But whatever the critique of the funding formula, supporters argue, it’s important not to lose sight of its larger value.

Elizabeth Burke Bryant, executive director of Rhode Island Kids Count, served on a technical advisory board to the legislature on the funding formula and is supportive of the bill that passed. She, like many legislators, acknowledges that the formula for distributing some $705 million in state aid isn’t perfect. But she says it marks a major improvement over the old system.

It provides some predictability for local school boards that were often left to wonder how much money they would get in a given year, she says. And it leans heavily on enrollment and student need in determining funding, rather than relying on the haphazard approach of the past. The formula, in other words, marks a substantial upgrade in fairness.

Moreover, she says, it can be tweaked down the line if needed. “It gives us the kind of architecture we can build on for years,” Bryant says.

Indeed, all the complaints, Paiva Weed gently suggests, are rooted in the parochial concerns of urban districts that wanted more money. “If you’re the city of Providence, you want as much money for your city as you can get,” she said, “and I respect that.”

Ajello, the Providence representative who sponsored the competing bill, acknowledges that her measure would have pumped more money into the city than the bill that passed.

The department of education formula, introduced by fellow Providence Representative Steven Costantino, will mean a roughly $30 million boost for the capital city.

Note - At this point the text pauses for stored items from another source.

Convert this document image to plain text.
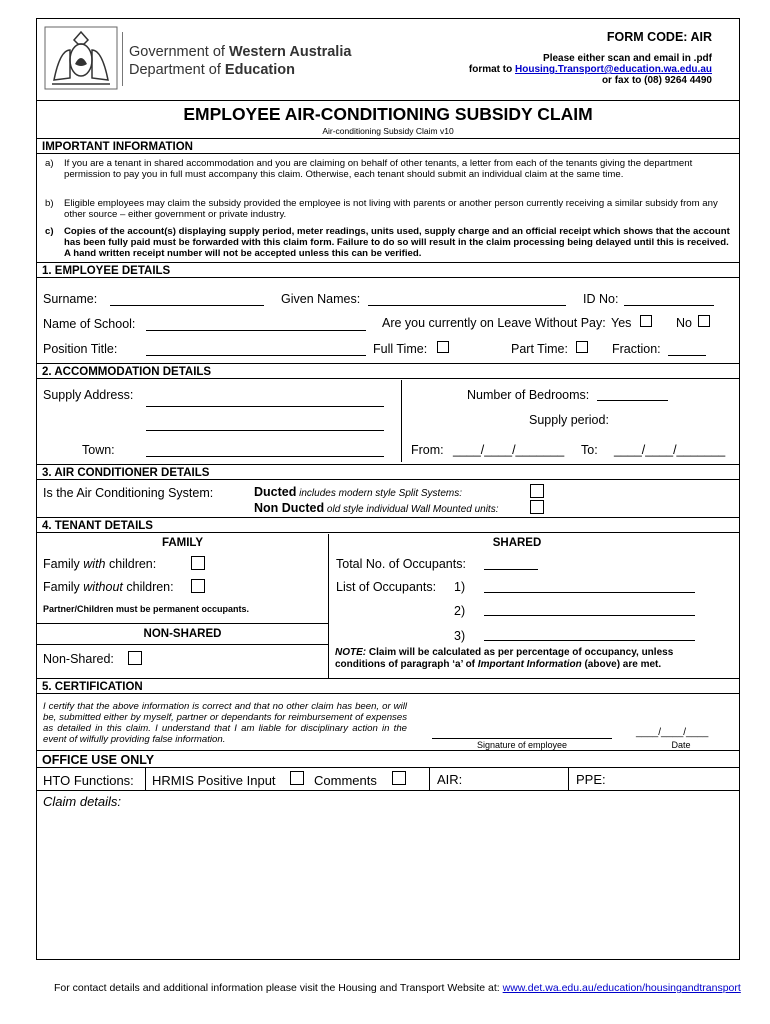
Government of Western Australia
Department of Education
FORM CODE: AIR
Please either scan and email in .pdf
format to Housing.Transport@education.wa.edu.au
or fax to (08) 9264 4490
EMPLOYEE AIR-CONDITIONING SUBSIDY CLAIM
Air-conditioning Subsidy Claim v10
IMPORTANT INFORMATION
a) If you are a tenant in shared accommodation and you are claiming on behalf of other tenants, a letter from each of the tenants giving the department permission to pay you in full must accompany this claim. Otherwise, each tenant should submit an individual claim at the same time.
b) Eligible employees may claim the subsidy provided the employee is not living with parents or another person currently receiving a similar subsidy from any other source – either government or private industry.
c) Copies of the account(s) displaying supply period, meter readings, units used, supply charge and an official receipt which shows that the account has been fully paid must be forwarded with this claim form. Failure to do so will result in the claim processing being delayed until this is received. A hand written receipt number will not be accepted unless this can be verified.
1. EMPLOYEE DETAILS
Surname:	Given Names:	ID No:
Name of School:	Are you currently on Leave Without Pay: Yes	No
Position Title:	Full Time:	Part Time:	Fraction:
2. ACCOMMODATION DETAILS
Supply Address:
Town:
Number of Bedrooms:
Supply period:
From: ____/____/_______ To: ____/____/_______
3. AIR CONDITIONER DETAILS
Is the Air Conditioning System:	Ducted includes modern style Split Systems:
Non Ducted old style individual Wall Mounted units:
4. TENANT DETAILS
FAMILY	SHARED
Family with children:
Family without children:
Partner/Children must be permanent occupants.
NON-SHARED
Non-Shared:
Total No. of Occupants:
List of Occupants: 1)
2)
3)
NOTE: Claim will be calculated as per percentage of occupancy, unless
conditions of paragraph ‘a’ of Important Information (above) are met.
5. CERTIFICATION
I certify that the above information is correct and that no other claim has been, or will be, submitted either by myself, partner or dependants for reimbursement of expenses as detailed in this claim. I understand that I am liable for disciplinary action in the event of wilfully providing false information.	Signature of employee
____/____/____
Date
OFFICE USE ONLY
HTO Functions: HRMIS Positive Input	Comments	AIR:	PPE:
Claim details:
For contact details and additional information please visit the Housing and Transport Website at: www.det.wa.edu.au/education/housingandtransport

A dry run of Ajello’s bill last year suggested her measure would yield $50 million for Providence, though the representative says the total would be something less now, given a recent drop in student enrollment in the capital city and other factors.

But Ajello says her concern for disadvantaged students — not just in Providence, but in Pawtucket and Woonsocket, too — transcends any desire to bring more state money to her city. And while she voted for the department of education bill, figuring it was better than the status quo, she has lingering concerns.

The math in the formula, she contends, is bent by politics. And the bump for Newport and the other coastal communities that can afford to pay for educating their students — at the expense of others with greater need — is fundamentally unfair. “These communities shouldn’t be getting anything from the state,” she says, “because they don’t need it.”